A convenient place to start is Alice Street, near the City Botanic Gardens. At the corner of George and Alice Streets, diagonally opposite the Gardens, the first Baptist minister in Brisbane Rev. Charles Stewart owned land which later became the site of the famous Bellevue Hotel (demolished in controversial circumstances in 1979). Drive along Alice Street and turn right just before the river into William St. As you pass the Commissariat Stores, look to right and notice Stephens Lane, named after Thomas B. Stephens, a prominent early Baptist who operated a leather business here. At the other end of the lane, on the corner of Charlotte Street, stood the Moreton Bay Courier office owned by another leading Baptist, James Swan.

On the left hand side of the lane stands the old Land Administration Building, now the Treasury Hotel. This is the location of the United Evangelical Church, which was erected in April 1851 (the plaque was unveiled exactly 150 years later!) as the place of worship for Baptist, Presbyterian and Congregational migrants who settled in Moreton Bay colony under a scheme organised by Rev. Dr John Dunmore Lang, with Charles Stewart as minister. They arrived in 1849 on the ships Fortitude, Chaseley and Lima and formed the church immediately under the leadership of the pastor, Rev. Charles Stewart; he served until the end of 1854. The building was sold in 1857 and later used as the Electric Telegraph Office; it was demolished in 1899 to make way for the Land Administration Building, also used as the Executive Building and now a Hotel.

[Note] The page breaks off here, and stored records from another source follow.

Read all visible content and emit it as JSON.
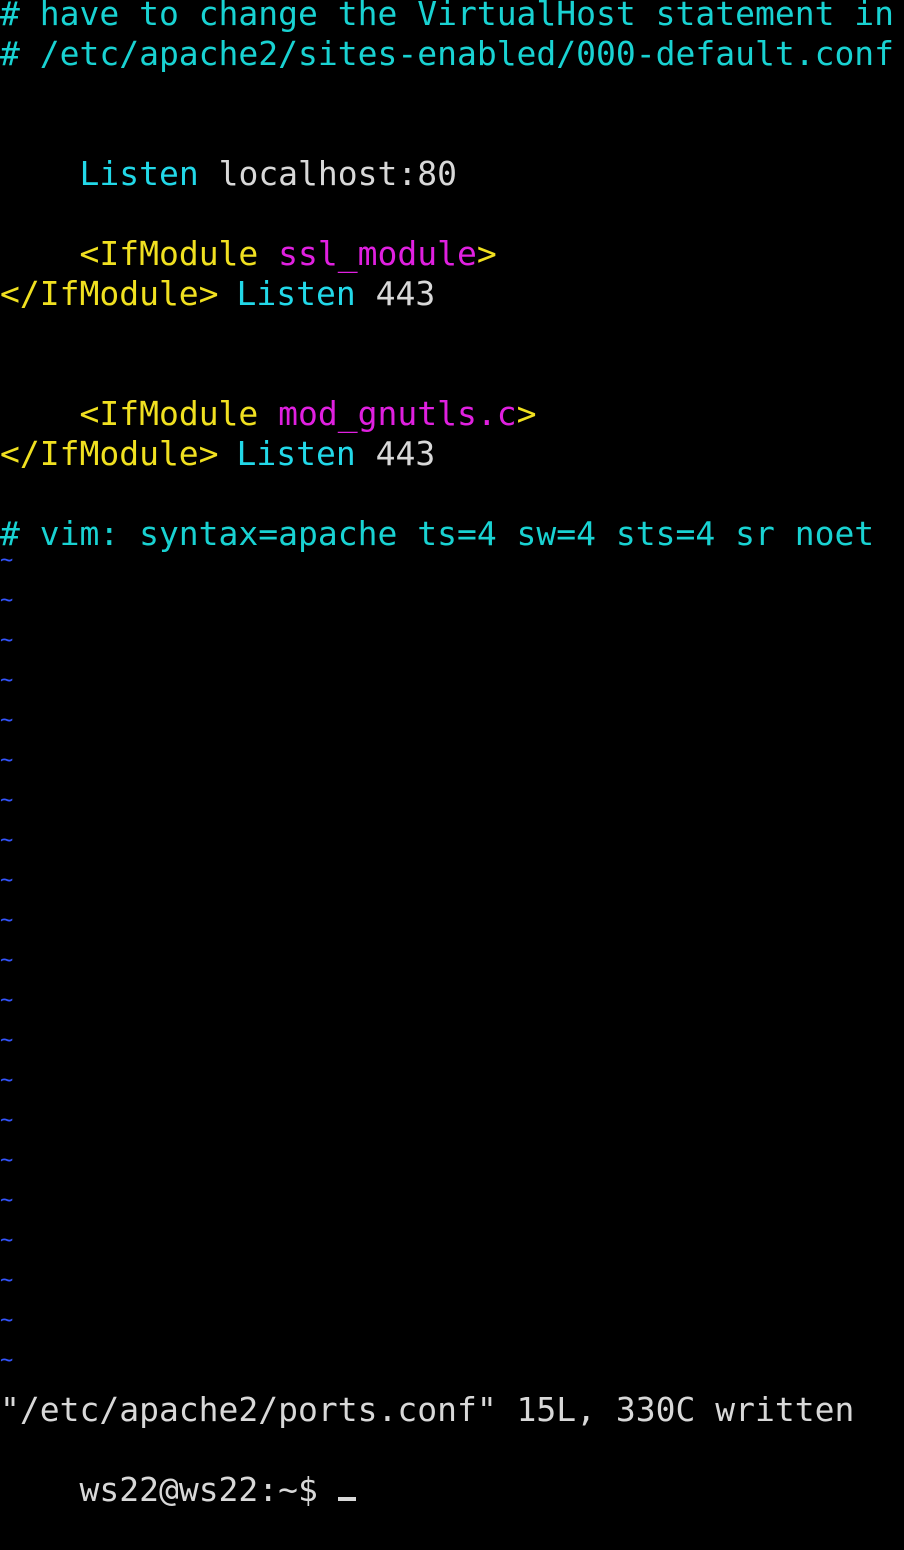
{
  "terminal": {
    "comment_line_1": "# have to change the VirtualHost statement in",
    "comment_line_2": "# /etc/apache2/sites-enabled/000-default.conf",
    "listen_directive": "Listen",
    "listen_address": "localhost:80",
    "ifmodule_1_open": "<IfModule",
    "ifmodule_1_name": "ssl_module",
    "ifmodule_close_bracket": ">",
    "ifmodule_1_listen_indent": "        ",
    "ifmodule_1_listen": "Listen",
    "ifmodule_1_port": "443",
    "ifmodule_1_close": "</IfModule>",
    "ifmodule_2_open": "<IfModule",
    "ifmodule_2_name": "mod_gnutls.c",
    "ifmodule_2_listen": "Listen",
    "ifmodule_2_port": "443",
    "ifmodule_2_close": "</IfModule>",
    "modeline": "# vim: syntax=apache ts=4 sw=4 sts=4 sr noet",
    "tilde_char": "~",
    "status_message": "\"/etc/apache2/ports.conf\" 15L, 330C written",
    "prompt": "ws22@ws22:~$ "
  },
  "colors": {
    "background": "#000000",
    "comment": "#19d2d2",
    "keyword": "#22d8e8",
    "tag": "#f0e020",
    "module": "#e020e0",
    "plain_text": "#d8d8d8",
    "tilde": "#3355ff"
  }
}
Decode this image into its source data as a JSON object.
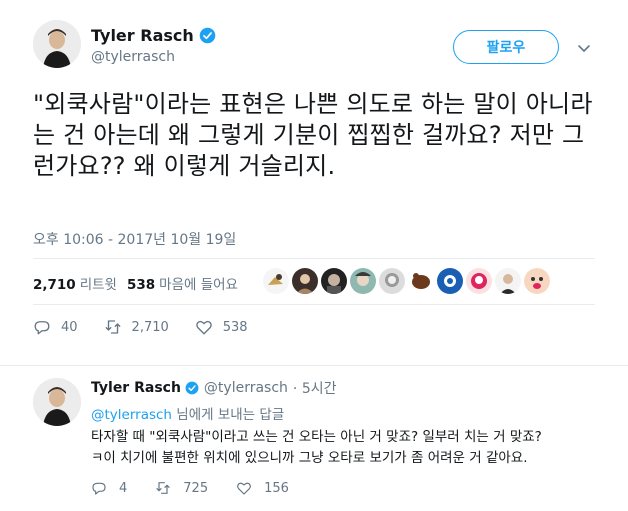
{
  "tweet": {
    "author_name": "Tyler Rasch",
    "author_handle": "@tylerrasch",
    "follow_label": "팔로우",
    "text": "\"외쿡사람\"이라는 표현은 나쁜 의도로 하는 말이 아니라는 건 아는데 왜 그렇게 기분이 찝찝한 걸까요? 저만 그런가요?? 왜 이렇게 거슬리지.",
    "timestamp": "오후 10:06 - 2017년 10월 19일",
    "retweets_count": "2,710",
    "retweets_label": "리트윗",
    "likes_count": "538",
    "likes_label": "마음에 들어요",
    "replies": "40",
    "retweets": "2,710",
    "likes": "538",
    "liker_avatars": [
      "liker-1",
      "liker-2",
      "liker-3",
      "liker-4",
      "liker-5",
      "liker-6",
      "liker-7",
      "liker-8",
      "liker-9"
    ]
  },
  "reply": {
    "author_name": "Tyler Rasch",
    "author_handle": "@tylerrasch",
    "time": "· 5시간",
    "to_handle": "@tylerrasch",
    "to_suffix": " 님에게 보내는 답글",
    "text_line1": "타자할 때 \"외쿡사람\"이라고 쓰는 건 오타는 아닌 거 맞죠? 일부러 치는 거 맞죠?",
    "text_line2": "ㅋ이 치기에 불편한 위치에 있으니까 그냥 오타로 보기가 좀 어려운 거 같아요.",
    "replies": "4",
    "retweets": "725",
    "likes": "156"
  },
  "colors": {
    "accent": "#1da1f2",
    "retweet": "#17bf63",
    "like": "#e0245e",
    "muted": "#657786"
  }
}
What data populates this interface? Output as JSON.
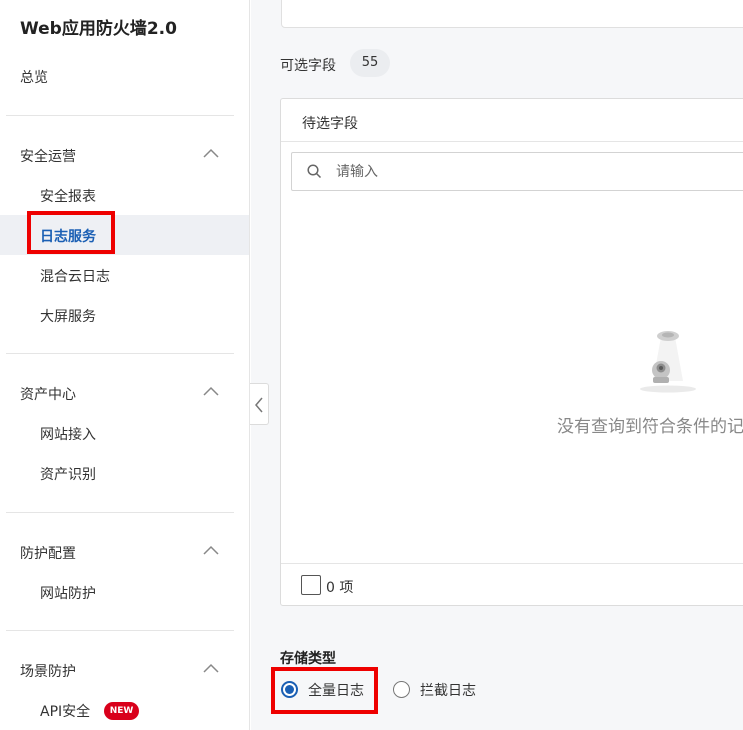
{
  "sidebar": {
    "app_title": "Web应用防火墙2.0",
    "overview": "总览",
    "groups": [
      {
        "title": "安全运营",
        "items": [
          "安全报表",
          "日志服务",
          "混合云日志",
          "大屏服务"
        ],
        "active": "日志服务"
      },
      {
        "title": "资产中心",
        "items": [
          "网站接入",
          "资产识别"
        ]
      },
      {
        "title": "防护配置",
        "items": [
          "网站防护"
        ]
      },
      {
        "title": "场景防护",
        "items": [
          "API安全"
        ],
        "badge": "NEW"
      }
    ]
  },
  "main": {
    "optional_fields_label": "可选字段",
    "optional_fields_count": "55",
    "panel_title": "待选字段",
    "search_placeholder": "请输入",
    "empty_text": "没有查询到符合条件的记录",
    "selected_count": "0 项",
    "storage_type_title": "存储类型",
    "storage_options": [
      {
        "label": "全量日志",
        "checked": true
      },
      {
        "label": "拦截日志",
        "checked": false
      }
    ]
  },
  "colors": {
    "accent": "#1a5fb4",
    "highlight_box": "#ee0000",
    "badge": "#d9001b"
  }
}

Turn right into Elizabeth Street, and as you drive along beyond George Street (if you want to park, walk over to the Queen Street Mall) note that one block over to the left in Queen St., on the far side of the present mall stood the old Prisoners’ Barracks, which later were used for the Court House. Here the united services and also the first Baptist services were held. The first Baptist fellowship commenced in early 1855, led by Rev. Charles Smith, formerly of Parramatta, NSW.

Proceed down Elizabeth Street as far as the intersection with Eagle Street. On the far side of the big fig tree in the middle of the street at 69 Eagle Street (currently Riparian Plaza) stood a building that housed the Baptist Union offices 1973-82. Turn left up Wharf Street notice the corner of Adelaide Street (StudentOne) (Queen Street side) where the first Baptist chapel in Brisbane, known as Wharf Street Baptist Church, used to stand. It was erected in 1859 by the builder, John Petrie, for £2050. The block of ground, which seemed almost too far from the town in those days, was sold to the church for £100 by T.B. Stephens, a foundation member and later also the owner of the Moreton Bay Courier and successful politician. Rev. Benjamin G. Wilson, who had commenced his vigorous ministry in 1858, served until ill health caused his retirement and death in 1878. He established many outstations and encouraged the formation of churches in other areas like Ipswich and Maryborough. The chapel was extended and used until 1890, when it was sold for £165 and the site for £16,000.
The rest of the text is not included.